Malheureusement, le brasier provoqué par Wotan autour de sa fille
à la fin de l'opéra, nous fait retomber dans le ridicule.
En effet, ses flammes sont tellement basses que personne ne peut croire
qu'il pourrait préserver Brünnhilde du premier venu. On termine
tout de même sur une image intéressante, quand Wotan traverse
une dernière fois la scène après avoir revêtu
les vêtements qui seront sans nul doute ceux du Wanderer dans Siegfried.
On restera donc assez mitigé sur cette mise en scène qui,
au contraire de celle du Rheingold, a privilégié des moments
au lieu de tisser une trame solide pour le récit musical.
Rien de particulier à signaler
en ce qui concerne les costumes. On remarque toujours une franche inspiration
de l'esthétique de Wieland Wagner. Il n'y a donc là rien
de bien neuf, mais rien de blâmable non plus. On notera tout de même
l'opposition réussie entre le couple Wotan-Fricka (elle en jaune
et rouge avec des motifs japonisants, et lui tout de rouge vêtu)
et le reste de la distribution, dont les costumes sont beaucoup plus discrets
(gris-noir pour les Walkyries...).
James Morris - Wotan
Artur Korn - Hunding
Hedwig Fassbender - Sieglinde
Susan Owen - Brünnhilde
Patrick Raftery - Siegmund
© Opéra Royal de Wallonie
Du côté vocal, on peut
dire d'emblée que ce fut une grande soirée d'opéra.
Tout ne fut pas irréprochable, mais personne n'a raté sa
soirée. Même pas Martine Surais, qui après sa Fricka
calamiteuse dans le Rheingold, a sorti le grand jeu pour celle de la Walküre.

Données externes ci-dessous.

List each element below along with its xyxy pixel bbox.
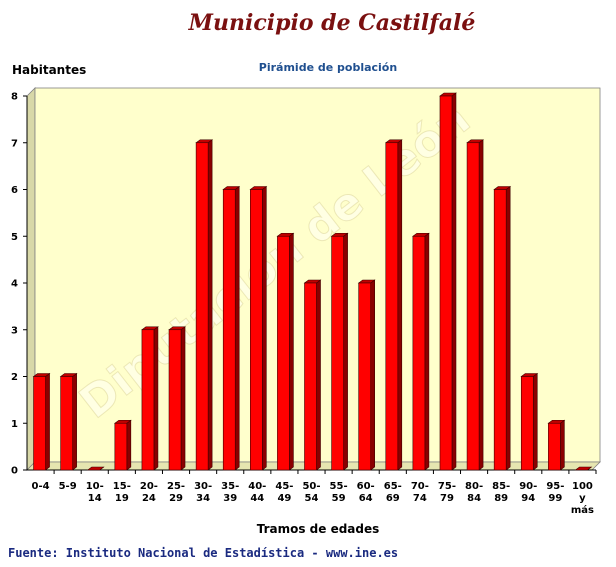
x-tick-label: 15-19: [113, 481, 131, 504]
y-tick-label: 2: [11, 372, 18, 383]
bar: [520, 372, 539, 471]
x-tick-label: 90-94: [519, 481, 537, 504]
bar: [384, 139, 403, 471]
bar: [330, 232, 349, 471]
bar: [32, 372, 51, 471]
x-tick-label: 30-34: [194, 481, 212, 504]
bar: [493, 185, 512, 471]
y-tick-label: 1: [11, 419, 18, 430]
y-tick-label: 3: [11, 325, 18, 336]
x-tick-label: 35-39: [221, 481, 239, 504]
x-tick-label: 65-69: [384, 481, 402, 504]
y-tick-label: 5: [11, 232, 18, 243]
x-tick-label: 95-99: [546, 481, 564, 504]
x-tick-label: 0-4: [32, 481, 50, 492]
bar: [141, 326, 159, 471]
bar: [113, 419, 132, 471]
bar: [59, 372, 78, 471]
x-tick-label: 60-64: [357, 481, 375, 504]
x-tick-label: 40-44: [248, 481, 266, 504]
y-axis-title: Habitantes: [12, 63, 87, 77]
x-tick-label: 80-84: [465, 481, 483, 504]
bar: [303, 279, 322, 471]
y-tick-label: 7: [11, 138, 18, 149]
x-tick-label: 45-49: [275, 481, 293, 504]
bar: [466, 139, 484, 471]
bar: [357, 279, 376, 471]
x-tick-label: 70-74: [411, 481, 429, 504]
x-tick-label: 5-9: [59, 481, 77, 492]
y-tick-label: 4: [11, 279, 18, 290]
x-tick-label: 75-79: [438, 481, 456, 504]
x-tick-label: 25-29: [167, 481, 185, 504]
page-title: Municipio de Castilfalé: [188, 10, 476, 36]
y-tick-label: 8: [11, 92, 18, 103]
bar: [411, 232, 430, 471]
bar: [249, 185, 268, 471]
y-tick-label: 6: [11, 185, 18, 196]
x-axis-title: Tramos de edades: [256, 522, 380, 536]
x-tick-label: 20-24: [140, 481, 158, 504]
bar: [168, 326, 186, 471]
x-tick-label: 55-59: [330, 481, 348, 504]
bar: [222, 185, 241, 471]
y-tick-label: 0: [11, 466, 18, 477]
bar: [276, 232, 295, 471]
bar: [195, 139, 214, 471]
x-tick-label: 100 y más: [571, 481, 594, 516]
source-note: Fuente: Instituto Nacional de Estadístic…: [8, 546, 399, 560]
x-tick-label: 50-54: [302, 481, 320, 504]
bar: [439, 92, 457, 471]
chart-title: Pirámide de población: [258, 61, 398, 74]
x-tick-label: 85-89: [492, 481, 510, 504]
bar: [547, 419, 566, 471]
bar: [86, 466, 105, 471]
x-tick-label: 10-14: [86, 481, 104, 504]
bar: [574, 466, 593, 471]
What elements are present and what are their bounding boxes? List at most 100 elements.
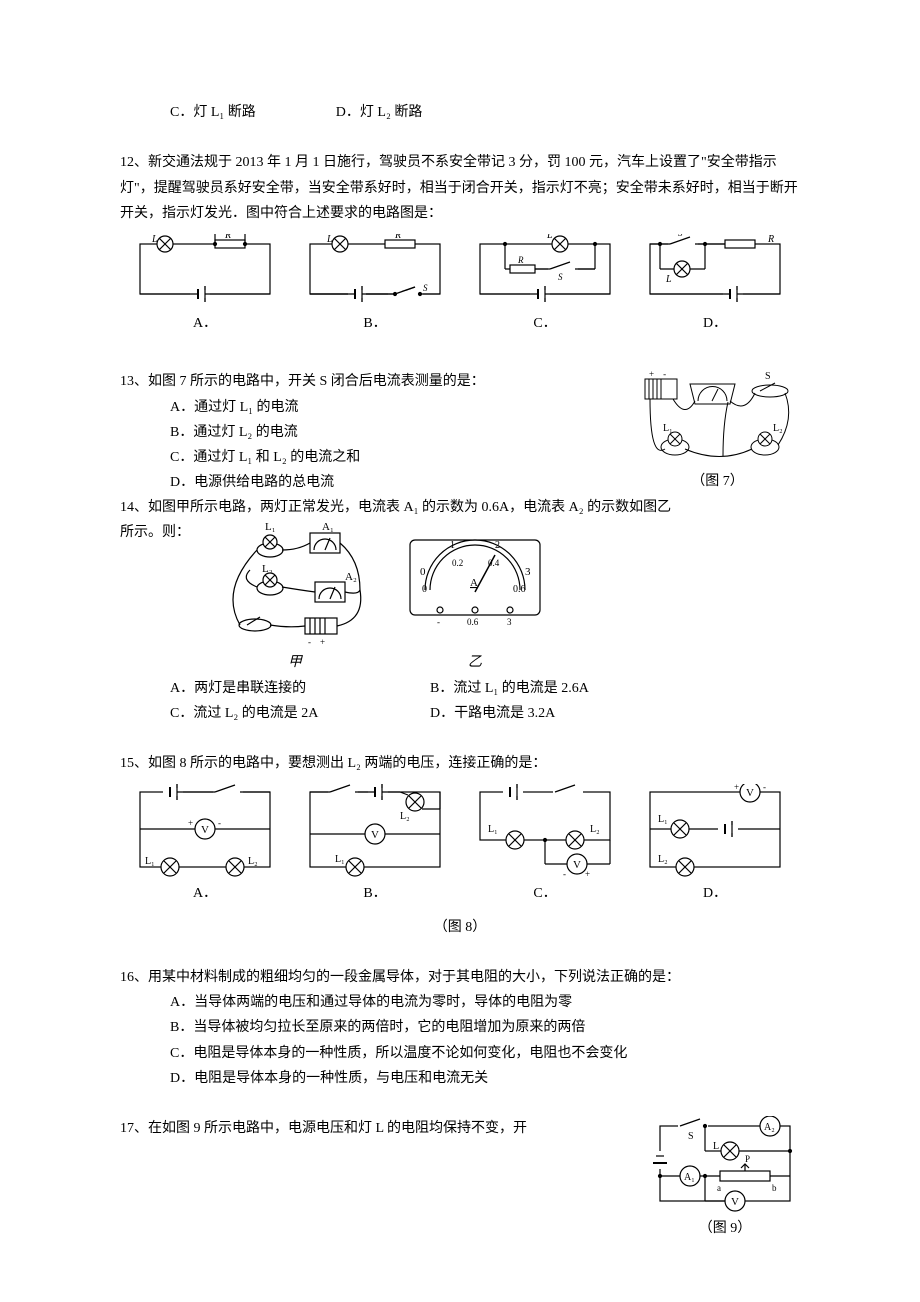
svg-text:L₁: L₁ bbox=[335, 854, 345, 865]
q14-num: 14、 bbox=[120, 500, 148, 515]
q15-circuit-d: V + - L₁ L₂ D． bbox=[640, 784, 790, 906]
q13-num: 13、 bbox=[120, 374, 148, 389]
q13-option-c: C．通过灯 L₁ 和 L₂ 的电流之和 bbox=[120, 445, 635, 470]
svg-text:S: S bbox=[688, 1131, 694, 1142]
q15-label-d: D． bbox=[703, 881, 727, 906]
fig7-svg: + - S L₁ L₂ bbox=[635, 369, 800, 469]
svg-text:2: 2 bbox=[495, 540, 500, 551]
q15-label-b: B． bbox=[363, 881, 386, 906]
q14-option-a: A．两灯是串联连接的 bbox=[170, 676, 390, 701]
q15-b-svg: L₂ V L₁ bbox=[300, 784, 450, 879]
option-c: C．灯 L₁ 断路 bbox=[170, 100, 256, 125]
q15-d-svg: V + - L₁ L₂ bbox=[640, 784, 790, 879]
svg-text:L: L bbox=[326, 234, 333, 245]
svg-text:V: V bbox=[746, 787, 754, 799]
svg-text:L: L bbox=[665, 274, 672, 285]
svg-text:S: S bbox=[558, 272, 563, 282]
q12-circuit-d: S R L D． bbox=[640, 234, 790, 336]
q13-figure: + - S L₁ L₂ bbox=[635, 369, 800, 494]
svg-text:- +: - + bbox=[308, 637, 325, 647]
q17-figure: S A₂ L A₁ bbox=[650, 1116, 800, 1241]
svg-text:a: a bbox=[717, 1183, 721, 1193]
svg-text:-: - bbox=[437, 617, 440, 627]
circuit-d-svg: S R L bbox=[640, 234, 790, 309]
q15-a-svg: V + - L₁ L₂ bbox=[130, 784, 280, 879]
svg-text:L₁: L₁ bbox=[663, 423, 673, 434]
svg-text:L: L bbox=[713, 1141, 719, 1152]
fig-jia-svg: L₁ A₁ L₂ A₂ bbox=[210, 520, 380, 650]
svg-text:V: V bbox=[371, 829, 379, 841]
q13-option-d: D．电源供给电路的总电流 bbox=[120, 470, 635, 495]
q12-text: 新交通法规于 2013 年 1 月 1 日施行，驾驶员不系安全带记 3 分，罚 … bbox=[120, 155, 798, 220]
q13-text: 如图 7 所示的电路中，开关 S 闭合后电流表测量的是： bbox=[148, 374, 485, 389]
q17-num: 17、 bbox=[120, 1121, 148, 1136]
fig7-caption: （图 7） bbox=[691, 469, 744, 494]
svg-text:A: A bbox=[470, 577, 478, 589]
q14-option-b: B．流过 L₁ 的电流是 2.6A bbox=[430, 676, 589, 701]
svg-text:A₁: A₁ bbox=[322, 521, 334, 533]
svg-text:0.6: 0.6 bbox=[513, 584, 526, 595]
question-13: 13、如图 7 所示的电路中，开关 S 闭合后电流表测量的是： A．通过灯 L₁… bbox=[120, 369, 800, 495]
svg-text:V: V bbox=[573, 859, 581, 871]
svg-text:P: P bbox=[745, 1154, 750, 1164]
q14-text2: 所示。则： bbox=[120, 520, 190, 545]
q15-circuit-c: L₁ L₂ V + - C． bbox=[470, 784, 620, 906]
q12-circuit-b: L R S B． bbox=[300, 234, 450, 336]
q14-option-c: C．流过 L₂ 的电流是 2A bbox=[170, 701, 390, 726]
svg-text:L₁: L₁ bbox=[658, 814, 668, 825]
q15-figures: V + - L₁ L₂ A． bbox=[120, 784, 800, 906]
question-14: 14、如图甲所示电路，两灯正常发光，电流表 A₁ 的示数为 0.6A，电流表 A… bbox=[120, 495, 800, 520]
q14-options: A．两灯是串联连接的 B．流过 L₁ 的电流是 2.6A C．流过 L₂ 的电流… bbox=[120, 676, 800, 726]
option-d: D．灯 L₂ 断路 bbox=[336, 100, 423, 125]
q15-c-svg: L₁ L₂ V + - bbox=[470, 784, 620, 879]
circuit-b-svg: L R S bbox=[300, 234, 450, 309]
svg-text:L: L bbox=[151, 234, 158, 245]
svg-text:R: R bbox=[394, 234, 401, 241]
svg-text:L: L bbox=[546, 234, 553, 241]
svg-text:0.2: 0.2 bbox=[452, 558, 463, 568]
q13-option-a: A．通过灯 L₁ 的电流 bbox=[120, 395, 635, 420]
q15-text: 如图 8 所示的电路中，要想测出 L₂ 两端的电压，连接正确的是： bbox=[148, 756, 546, 771]
fig-yi-svg: 0 1 2 3 0.2 0.4 0 0.6 A - 0.6 3 bbox=[400, 520, 550, 650]
svg-text:L₁: L₁ bbox=[145, 856, 155, 867]
svg-text:0: 0 bbox=[422, 584, 427, 595]
svg-text:+: + bbox=[585, 869, 590, 879]
q14-fig-yi: 0 1 2 3 0.2 0.4 0 0.6 A - 0.6 3 乙 bbox=[400, 520, 550, 675]
question-12: 12、新交通法规于 2013 年 1 月 1 日施行，驾驶员不系安全带记 3 分… bbox=[120, 150, 800, 226]
q16-num: 16、 bbox=[120, 970, 148, 985]
svg-text:A₁: A₁ bbox=[684, 1172, 695, 1183]
svg-text:A₂: A₂ bbox=[345, 571, 357, 583]
q15-label-a: A． bbox=[193, 881, 217, 906]
svg-text:L₂: L₂ bbox=[773, 423, 783, 434]
svg-text:R: R bbox=[517, 255, 524, 265]
svg-text:0.6: 0.6 bbox=[467, 617, 479, 627]
q12-label-c: C． bbox=[533, 311, 556, 336]
question-17: 17、在如图 9 所示电路中，电源电压和灯 L 的电阻均保持不变，开 S A₂ bbox=[120, 1116, 800, 1241]
svg-text:0: 0 bbox=[420, 566, 426, 578]
q16-option-b: B．当导体被均匀拉长至原来的两倍时，它的电阻增加为原来的两倍 bbox=[120, 1015, 800, 1040]
q13-option-b: B．通过灯 L₂ 的电流 bbox=[120, 420, 635, 445]
fig8-caption: （图 8） bbox=[120, 915, 800, 940]
svg-text:V: V bbox=[731, 1196, 739, 1208]
fig9-svg: S A₂ L A₁ bbox=[650, 1116, 800, 1216]
circuit-c-svg: L R S bbox=[470, 234, 620, 309]
q12-label-d: D． bbox=[703, 311, 727, 336]
svg-text:L₁: L₁ bbox=[265, 521, 276, 533]
svg-text:S: S bbox=[678, 234, 683, 238]
fig-jia-label: 甲 bbox=[288, 650, 302, 675]
q12-num: 12、 bbox=[120, 155, 148, 170]
svg-text:3: 3 bbox=[507, 617, 512, 627]
q15-num: 15、 bbox=[120, 756, 148, 771]
circuit-a-svg: L R S bbox=[130, 234, 280, 309]
svg-text:L₂: L₂ bbox=[658, 854, 668, 865]
question-16: 16、用某中材料制成的粗细均匀的一段金属导体，对于其电阻的大小，下列说法正确的是… bbox=[120, 965, 800, 990]
svg-text:L₁: L₁ bbox=[488, 824, 498, 835]
q15-circuit-a: V + - L₁ L₂ A． bbox=[130, 784, 280, 906]
q17-text: 在如图 9 所示电路中，电源电压和灯 L 的电阻均保持不变，开 bbox=[148, 1121, 527, 1136]
q16-option-a: A．当导体两端的电压和通过导体的电流为零时，导体的电阻为零 bbox=[120, 990, 800, 1015]
q15-label-c: C． bbox=[533, 881, 556, 906]
q12-label-a: A． bbox=[193, 311, 217, 336]
q11-tail-options: C．灯 L₁ 断路 D．灯 L₂ 断路 bbox=[120, 100, 800, 125]
svg-text:-: - bbox=[218, 818, 221, 828]
fig9-caption: （图 9） bbox=[699, 1216, 752, 1241]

Tous les aigus étaient là, bien assis, avec un vibrato
contrôlé cette fois... Si le grave reste laid et un peu instable,
on ne croit pas entendre la même chanteuse. Son affrontement avec
son Wotan de mari reste un des moments forts de la soirée. James
Morris est grandiose. Il sait le rôle à fond et cela s'entend
avec une évidence rare. Tous les mots sont pesés (et Dieu
sait si c'est capital pour le grand monologue du 2e acte) et toutes les
nuances de cette immense voix sont sollicitées pour le rendre au
mieux, du chuchotement au plus tonitruant des fortissimi. Certes,
on aura noté que le médium est devenu quelque peu nasillard,
mais le registre aigu est suprêmement sûr (le sol aigu à
la fin de sa première phrase !) et le grave velouté. Sa présence
scénique est tellement naturelle que son Wotan paraît extrêmement
intériorisé. L'économie de gestes est telle que chaque
mouvement possède un impact indéniable (si ce n'est pas une
leçon du Neues Bayreuth, je n'y connais rien). C'est particulièrement
flagrant au premier acte où Artur Korn (Hunding) et Hedwig Fassbender
usent de gestes théâtraux, vides de tout sens. Ceci dit, vocalement,
Fassbender livre une fort bonne Sieglinde : la voix est fraîche,
jeune et la chanteuse maîtrise parfaitement la tessiture du rôle
(sans tricher dans les passages "mezzosopranisants" du rôle). Les
aigus sont parfois donnés de façon un peu trop appliquée,
mais la technique n'est jamais prise en défaut. Raftery est un Siegmund
crédible vocalement et il a eu de beaux élans (malgré
quelques notes un peu serrées au niveau du passage). Son passé
de baryton l'aide à passer sans encombre les passages les plus graves
du rôle, l'aigu est ferme et crânement projeté (saisissant
la bémol à la fin du 1er acte). Artur Korn, doté d'une
voix noire et massive - qui n'est pas sans rappeler celle de Greindl -,
signe une lecture solide et très convaincante, évitant certains
excès que la direction d'acteurs aurait pu lui inspirer.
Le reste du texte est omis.